- Episode 2, level 4
- Developer: Scenario Software
- Publisher: Apogee Software
- Designer: Todd Replogle
- Programmer: Todd Replogle
- Artist: Todd Replogle
- Engine: FAST
- Platform: MS-DOS
- Release: 1991
- Genre: Puzzle-platform
- Mode: Single-player

= Monuments of Mars =

1991 video game

Monuments of Mars is a third-person puzzle-platform game developed by Scenario Software for MS-DOS and compatible systems. It was published by Apogee Software. The game consists of four 20-level episodes, the first episode being shareware, the rest being commercial software. It is similar to the games Arctic Adventure and Pharaoh's Tomb (developed by George Broussard and also published by Apogee) but uses an unrelated engine.

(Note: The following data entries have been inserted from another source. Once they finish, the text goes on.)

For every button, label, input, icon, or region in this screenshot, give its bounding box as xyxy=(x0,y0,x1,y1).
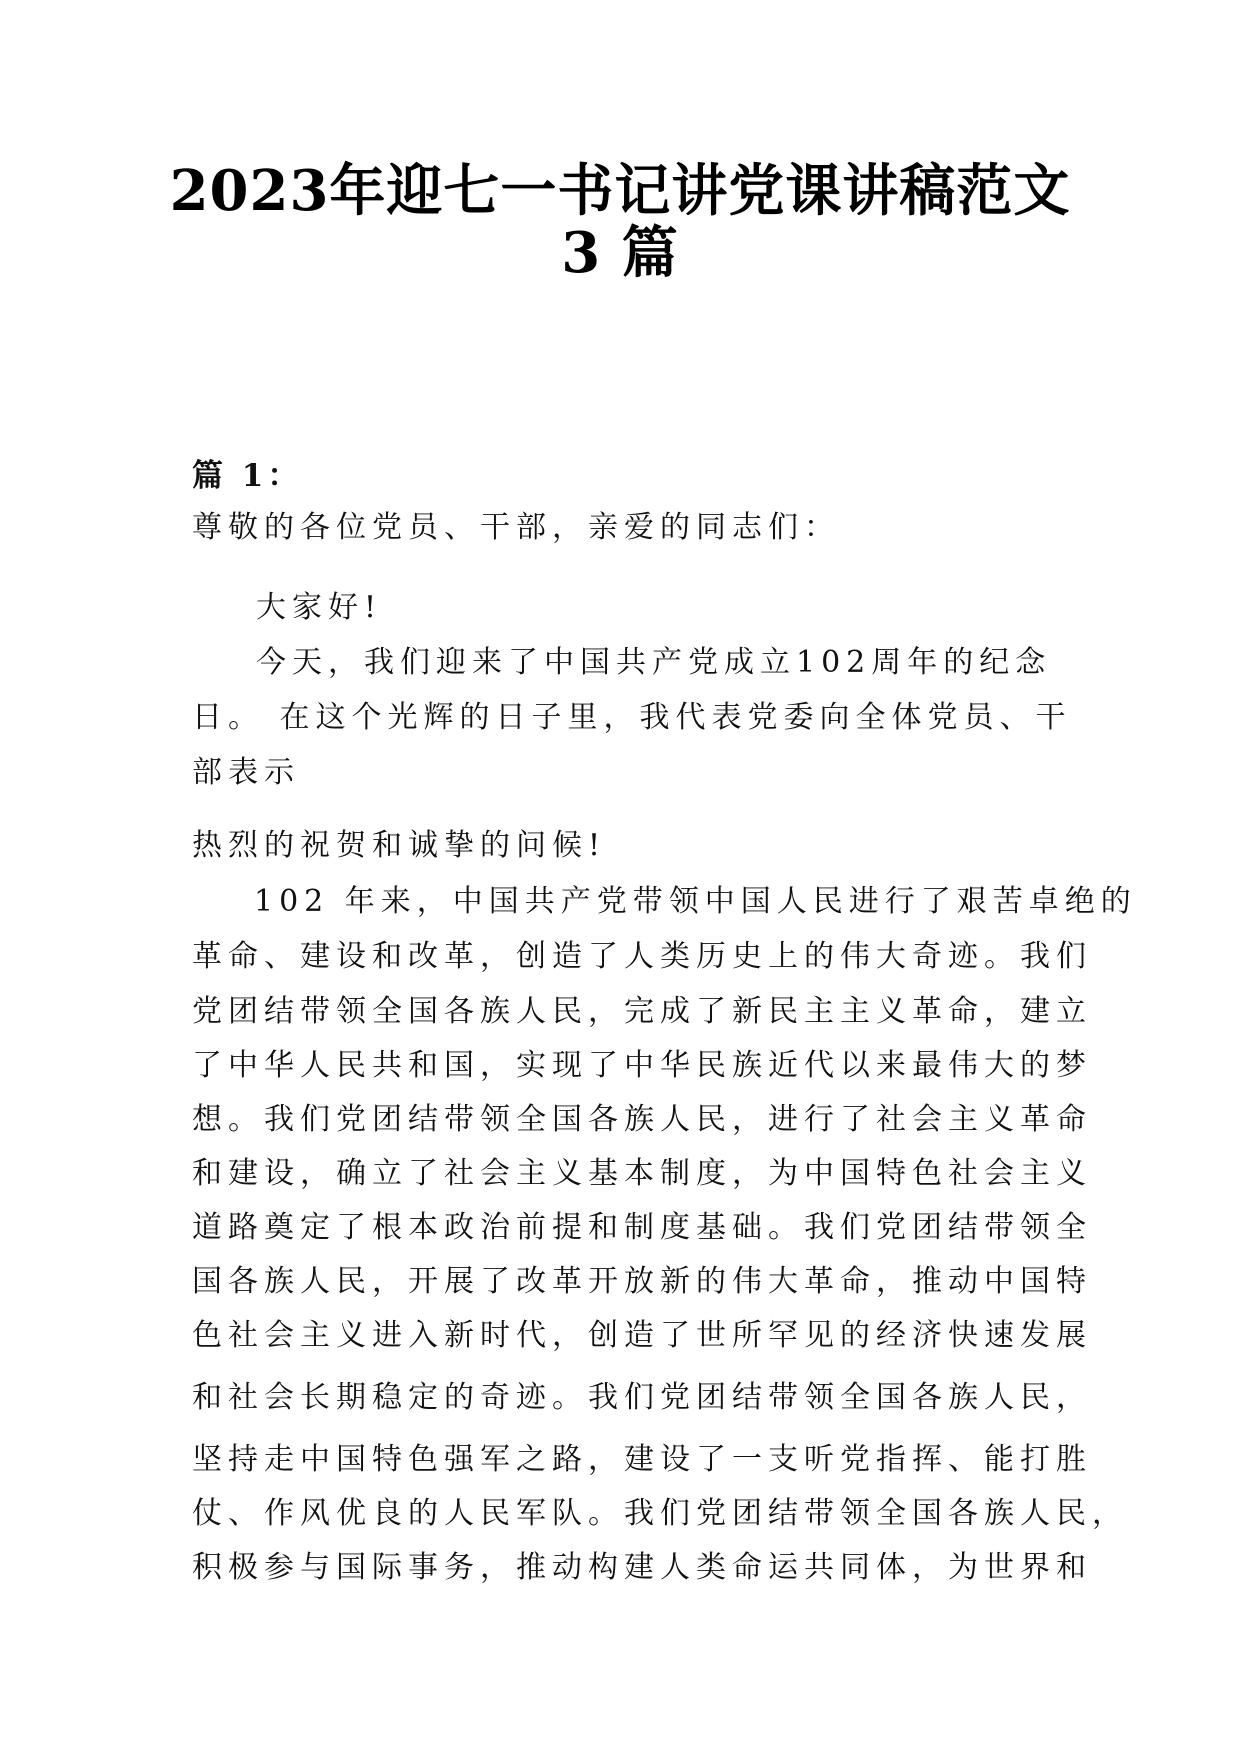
body-line: 102 年来，中国共产党带领中国人民进行了艰苦卓绝的 xyxy=(254,884,1137,919)
body-line: 了中华人民共和国，实现了中华民族近代以来最伟大的梦 xyxy=(192,1048,1092,1083)
body-line: 道路奠定了根本政治前提和制度基础。我们党团结带领全 xyxy=(192,1210,1092,1245)
body-line: 和建设，确立了社会主义基本制度，为中国特色社会主义 xyxy=(192,1156,1092,1191)
body-line: 坚持走中国特色强军之路，建设了一支听党指挥、能打胜 xyxy=(192,1442,1092,1477)
document-title xyxy=(150,160,1090,284)
body-line: 今天，我们迎来了中国共产党成立102周年的纪念 xyxy=(256,645,1052,680)
body-line: 国各族人民，开展了改革开放新的伟大革命，推动中国特 xyxy=(192,1264,1092,1299)
body-line: 热烈的祝贺和诚挚的问候! xyxy=(192,828,607,863)
section-heading: 篇 1： xyxy=(192,458,303,494)
title-line-2: 3 篇 xyxy=(561,220,679,286)
body-line: 色社会主义进入新时代，创造了世所罕见的经济快速发展 xyxy=(192,1318,1092,1353)
body-line: 和社会长期稳定的奇迹。我们党团结带领全国各族人民， xyxy=(192,1380,1092,1415)
body-line: 党团结带领全国各族人民，完成了新民主主义革命，建立 xyxy=(192,994,1092,1029)
body-line: 日。 在这个光辉的日子里，我代表党委向全体党员、干 xyxy=(192,700,1072,735)
body-line: 革命、建设和改革，创造了人类历史上的伟大奇迹。我们 xyxy=(192,939,1092,974)
greeting-line: 大家好! xyxy=(256,590,383,625)
body-line: 仗、作风优良的人民军队。我们党团结带领全国各族人民， xyxy=(192,1496,1128,1531)
body-line: 积极参与国际事务，推动构建人类命运共同体，为世界和 xyxy=(192,1550,1092,1585)
title-line-1: 2023年迎七一书记讲党课讲稿范文 xyxy=(169,158,1071,224)
salutation-line: 尊敬的各位党员、干部，亲爱的同志们： xyxy=(192,510,840,545)
body-line: 部表示 xyxy=(192,755,300,790)
body-line: 想。我们党团结带领全国各族人民，进行了社会主义革命 xyxy=(192,1102,1092,1137)
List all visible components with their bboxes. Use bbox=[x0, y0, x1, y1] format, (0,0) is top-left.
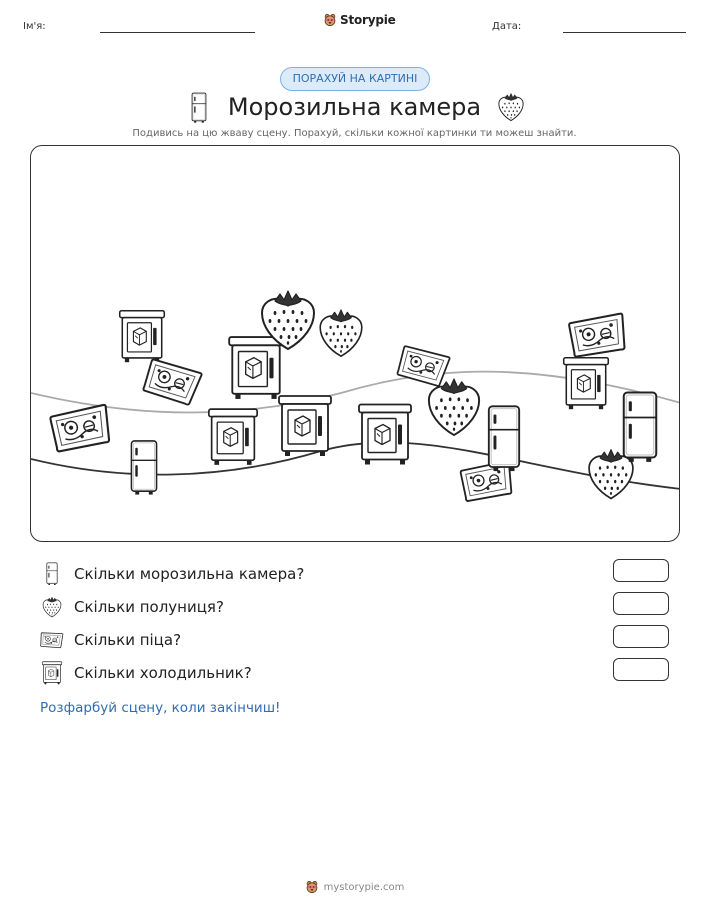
storypie-logo-icon bbox=[305, 880, 319, 894]
strawberry-icon bbox=[320, 310, 362, 356]
freezer-icon bbox=[279, 396, 331, 456]
question-row-4 bbox=[40, 660, 252, 686]
scene-illustration bbox=[31, 146, 680, 542]
answer-box-4[interactable] bbox=[613, 658, 669, 681]
question-row-2 bbox=[40, 594, 224, 620]
question-text: Скільки холодильник? bbox=[74, 664, 252, 682]
footer bbox=[0, 880, 709, 894]
date-field[interactable] bbox=[563, 32, 686, 33]
answer-box-3[interactable] bbox=[613, 625, 669, 648]
question-row-1 bbox=[40, 561, 304, 587]
fridge-icon bbox=[624, 393, 657, 462]
freezer-icon bbox=[209, 409, 257, 465]
freezer-icon bbox=[359, 405, 411, 465]
pizza-icon bbox=[567, 311, 630, 360]
fridge-icon bbox=[131, 441, 156, 495]
footer-url[interactable]: mystorypie.com bbox=[323, 881, 405, 893]
date-label: Дата: bbox=[492, 21, 522, 32]
foreground-hill-line bbox=[31, 442, 680, 489]
activity-badge: ПОРАХУЙ НА КАРТИНІ bbox=[280, 67, 430, 91]
storypie-logo bbox=[323, 13, 396, 27]
question-row-3 bbox=[40, 627, 181, 653]
freezer-icon bbox=[40, 661, 64, 685]
freezer-icon bbox=[564, 358, 609, 409]
question-text: Скільки полуниця? bbox=[74, 598, 224, 616]
pizza-icon bbox=[142, 359, 202, 406]
freezer-icon bbox=[229, 337, 283, 399]
strawberry-icon bbox=[40, 595, 64, 619]
pizza-icon bbox=[40, 628, 64, 652]
pizza-icon bbox=[397, 346, 451, 388]
fridge-icon bbox=[489, 406, 519, 471]
storypie-logo-icon bbox=[323, 13, 337, 27]
pizza-icon bbox=[49, 402, 115, 455]
name-label: Ім'я: bbox=[23, 21, 46, 32]
counting-scene[interactable] bbox=[30, 145, 680, 542]
strawberry-icon bbox=[497, 92, 525, 122]
fridge-icon bbox=[40, 562, 64, 586]
logo-text: Storypie bbox=[340, 13, 396, 27]
name-field[interactable] bbox=[100, 32, 255, 33]
instructions: Подивись на цю жваву сцену. Порахуй, скільки кожної картинки ти можеш знайти. bbox=[132, 128, 577, 139]
coloring-note: Розфарбуй сцену, коли закінчиш! bbox=[40, 700, 281, 716]
page-title: Морозильна камера bbox=[227, 93, 482, 121]
strawberry-icon bbox=[429, 379, 479, 435]
question-text: Скільки морозильна камера? bbox=[74, 565, 305, 583]
freezer-icon bbox=[120, 311, 165, 362]
answer-box-1[interactable] bbox=[613, 559, 669, 582]
answer-box-2[interactable] bbox=[613, 592, 669, 615]
question-text: Скільки піца? bbox=[74, 631, 182, 649]
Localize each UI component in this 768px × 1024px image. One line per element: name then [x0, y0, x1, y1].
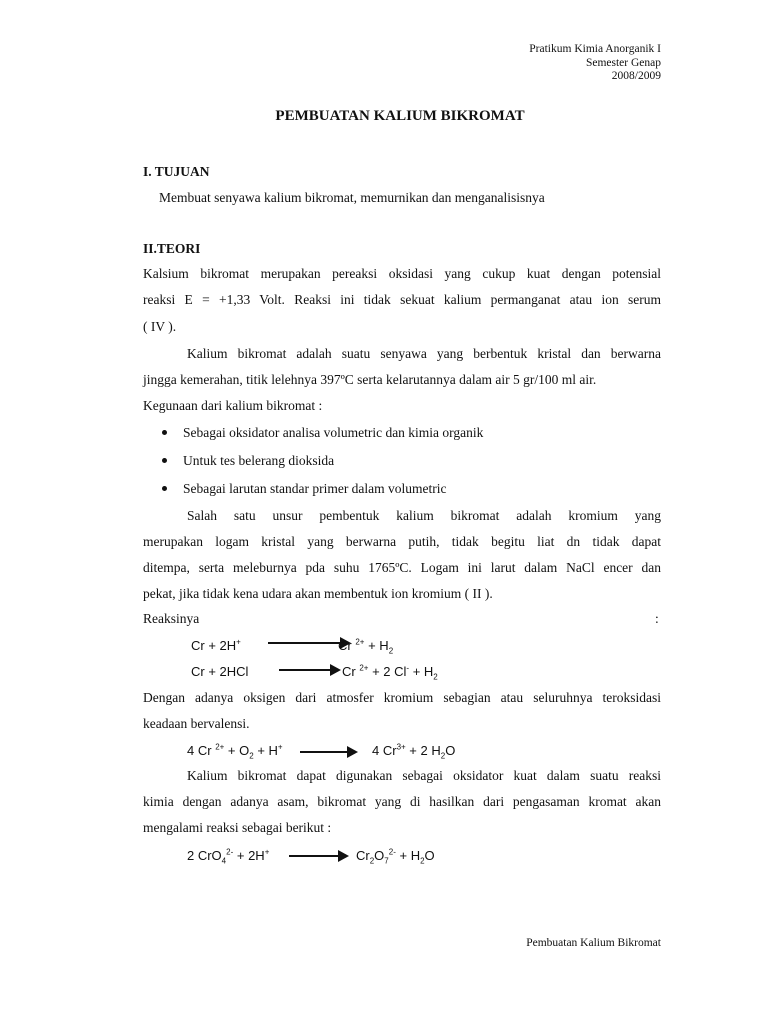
list-item: [162, 453, 334, 469]
tujuan-text: Membuat senyawa kalium bikromat, memurnikan dan menganalisisnya: [159, 190, 545, 205]
equation-2-products: Cr $^{2+}$ + 2 $Cl^- + H_2$: [342, 663, 438, 682]
bullet-icon: [162, 486, 167, 491]
kegunaan-label: Kegunaan dari kalium bikromat :: [143, 398, 323, 413]
header-year: 2008/2009: [611, 70, 661, 82]
equation-1-reactants: Cr + 2H+: [191, 637, 241, 653]
equation-3-products: 4 $Cr^{3+} + 2$ $H_2O$: [372, 742, 456, 761]
equation-1-products: Cr $^{2+} + H_2$: [338, 637, 394, 656]
paragraph-line: Salah satu unsur pembentuk kalium bikromat adalah kromium yang: [187, 508, 661, 523]
equation-3-reactants: 4 Cr $^{2+} + O_2 + H^+$: [187, 742, 283, 761]
paragraph-line: Kalium bikromat dapat digunakan sebagai oksidator kuat dalam suatu reaksi: [187, 768, 661, 783]
document-title: PEMBUATAN KALIUM BIKROMAT: [275, 108, 525, 124]
equation-4-reactants: 2 CrO$_4^{2-}$ + 2H+: [187, 847, 270, 866]
paragraph-line: pekat, jika tidak kena udara akan membentuk ion kromium ( II ).: [143, 586, 493, 601]
paragraph-line: ( IV ).: [143, 319, 177, 334]
list-item-text: Sebagai oksidator analisa volumetric dan kimia organik: [183, 425, 484, 440]
paragraph-line: merupakan logam kristal yang berwarna putih, tidak begitu liat dn tidak dapat: [143, 534, 661, 549]
paragraph-line: Kalsium bikromat merupakan pereaksi oksidasi yang cukup kuat dengan potensial: [143, 266, 661, 281]
section-heading-tujuan: I. TUJUAN: [143, 164, 210, 179]
paragraph-line: Kalium bikromat adalah suatu senyawa yang berbentuk kristal dan berwarna: [187, 346, 661, 361]
list-item-text: Untuk tes belerang dioksida: [183, 453, 335, 468]
bullet-icon: [162, 458, 167, 463]
section-heading-teori: II.TEORI: [143, 241, 201, 256]
reaksinya-colon: :: [655, 611, 659, 626]
reaction-arrow-icon: [289, 850, 349, 862]
reaksinya-label: Reaksinya: [143, 611, 200, 626]
list-item: [162, 425, 483, 441]
page-header: [529, 43, 661, 84]
paragraph-line: kimia dengan adanya asam, bikromat yang di hasilkan dari pengasaman kromat akan: [143, 794, 661, 809]
paragraph-line: jingga kemerahan, titik lelehnya 397ºC serta kelarutannya dalam air 5 gr/100 ml air.: [143, 372, 597, 387]
header-course: Pratikum Kimia Anorganik I: [529, 43, 661, 55]
paragraph-line: keadaan bervalensi.: [143, 716, 250, 731]
page-footer: Pembuatan Kalium Bikromat: [526, 937, 661, 949]
reaction-arrow-icon: [300, 746, 358, 758]
reaction-arrow-icon: [279, 664, 341, 676]
list-item: [162, 481, 447, 497]
paragraph-line: reaksi E = +1,33 Volt. Reaksi ini tidak sekuat kalium permanganat atau ion serum: [143, 292, 661, 307]
equation-2-reactants: Cr + 2HCl: [191, 664, 249, 679]
bullet-icon: [162, 430, 167, 435]
equation-4-products: $Cr_2O_7^{2-} + H_2O$: [356, 847, 435, 866]
paragraph-line: ditempa, serta meleburnya pda suhu 1765ºC. Logam ini larut dalam NaCl encer dan: [143, 560, 661, 575]
paragraph-line: mengalami reaksi sebagai berikut :: [143, 820, 332, 835]
paragraph-line: Dengan adanya oksigen dari atmosfer kromium sebagian atau seluruhnya teroksidasi: [143, 690, 661, 705]
list-item-text: Sebagai larutan standar primer dalam volumetric: [183, 481, 447, 496]
header-semester: Semester Genap: [585, 56, 661, 69]
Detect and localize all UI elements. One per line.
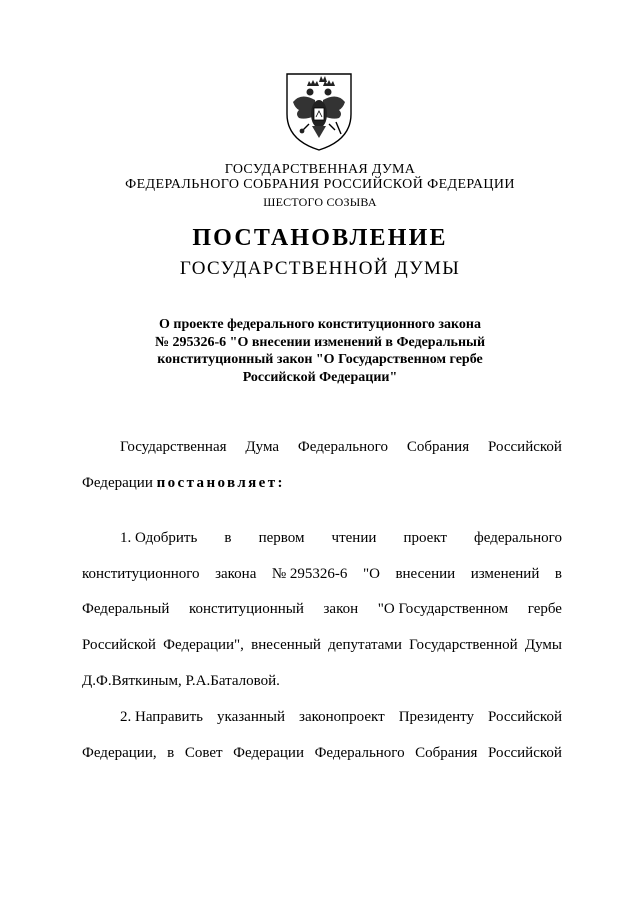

The game was discontinued, and was released as freeware on March 20, 2009. It was re-released in 2015 on Steam with support for Windows and macOS.

==Plot==
The player is tasked with rescuing NASA astronauts that have gone missing in the fictional "monuments of Mars". Toward the end of each episode, groups of captured astronauts can be released from "energy rings". At the end of the final episode, markings on a "face" object reveal that some aliens were using Mars as a base to study humans from afar, but abandoned it and left their automatic intruder capture system switched on, hence the capture of the astronauts.

==Gameplay==
The player controls an astronaut who must navigate through twenty levels on the planet Mars to finish the game. Most levels require the player to enter a door to advance to the next level, but earlier levels have the player simply move to the opposite side of the screen. The player has the capability to jump and shoot with a gun. This is useful to operate switches which open doors or turn off obstacles. A unique point to this game is that the player has no limit of lives. A player may restart a level as many times as necessary. If a player can collect the letters in the word "MARS" scattered throughout the level in order, a large bonus is added to the player's score.

The game advertises cheat sheets available on registration. The game's save files are quite simple: mars1.sv1 through mars4.sv1 each contain two bytes, representing the number of completed levels and the number of remaining shots, and mars1.sv2 through mars4.sv2 contain the current score as an ASCII integer. A cheating player can therefore set these values to anything they like before restoring a saved game.